Fam Pract Manag. 2021;28(3):18-22

Author disclosures: no relevant financial affiliations disclosed.

Osteopathic manipulative treatment (OMT) is a procedure used mainly by doctors of osteopathic medicine (DOs) for a range of medical conditions. For instance, there's evidence OMT can decrease pain and analgesic use in patients with chronic low-back pain and pregnancy-related low-back pain, can ease postoperative gastrointestinal issues, and may improve outcomes for elderly patients hospitalized with pneumonia.14 Because of the commonality of these conditions, and others for which OMT is indicated, some allopathic physicians (MDs) have also sought training in this skill.
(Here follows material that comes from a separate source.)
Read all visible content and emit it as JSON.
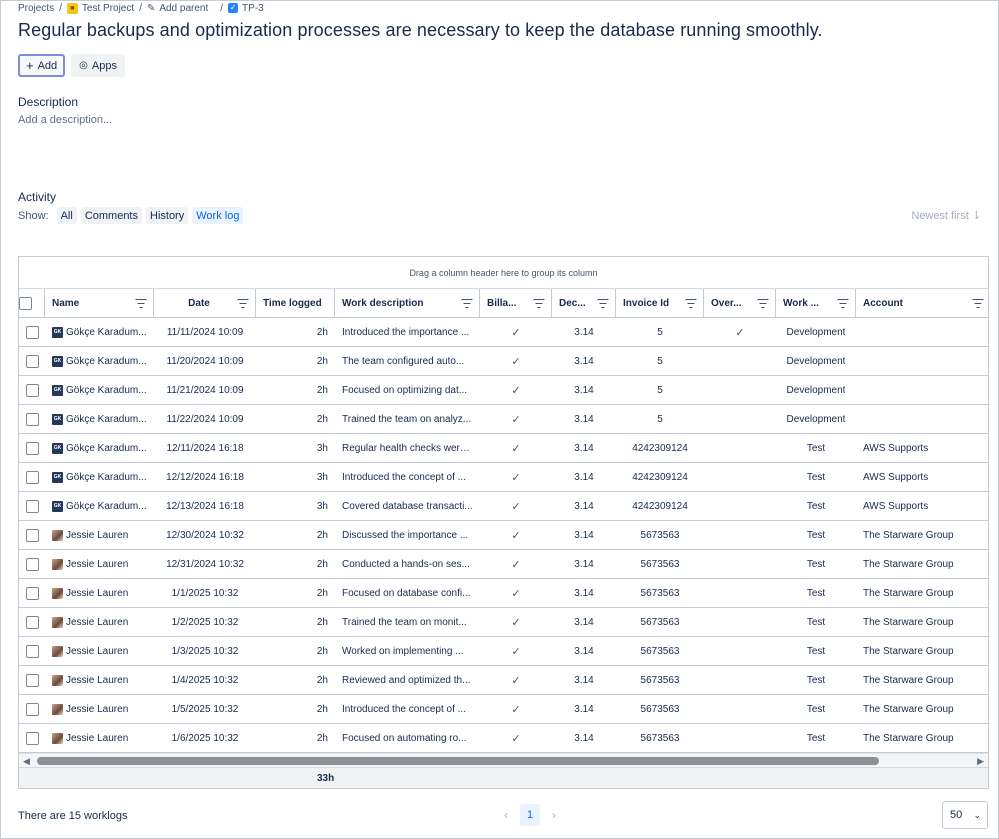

But there is often confusion about how the procedure should be billed and reimbursed, particularly among physicians who are new to it. Institutional coding and compliance departments have used surgical compliance codes to determine that OMT has a surgical code of zero, which is considered a minor procedure. That means it can be billed the same day as an evaluation and management (E/M) office visit. But Centers for Medicare & Medicaid Services (CMS) guidelines for precepting procedures indicate that a minor procedure takes less than five minutes. It always takes longer than five minutes to do an evaluation and OMT treatment (though there does not need to be long-term follow-up as part of a global encounter as in other surgical procedures), so this gets complicated. Insurance companies often inappropriately bundle the OMT code with the E/M service or eliminate the E/M code altogether.5 Not receiving appropriate reimbursement for OMT could lead physicians to no longer offer this beneficial service to their patients. That would be unfortunate, in part because OMT could be an alternative to opioids for chronic pain, reducing the billions of dollars that opioid misuse costs the U.S. economy every year.6

This article seeks to cut through the confusion and clarify documentation and billing requirements for OMT so more patients and health systems can benefit from it.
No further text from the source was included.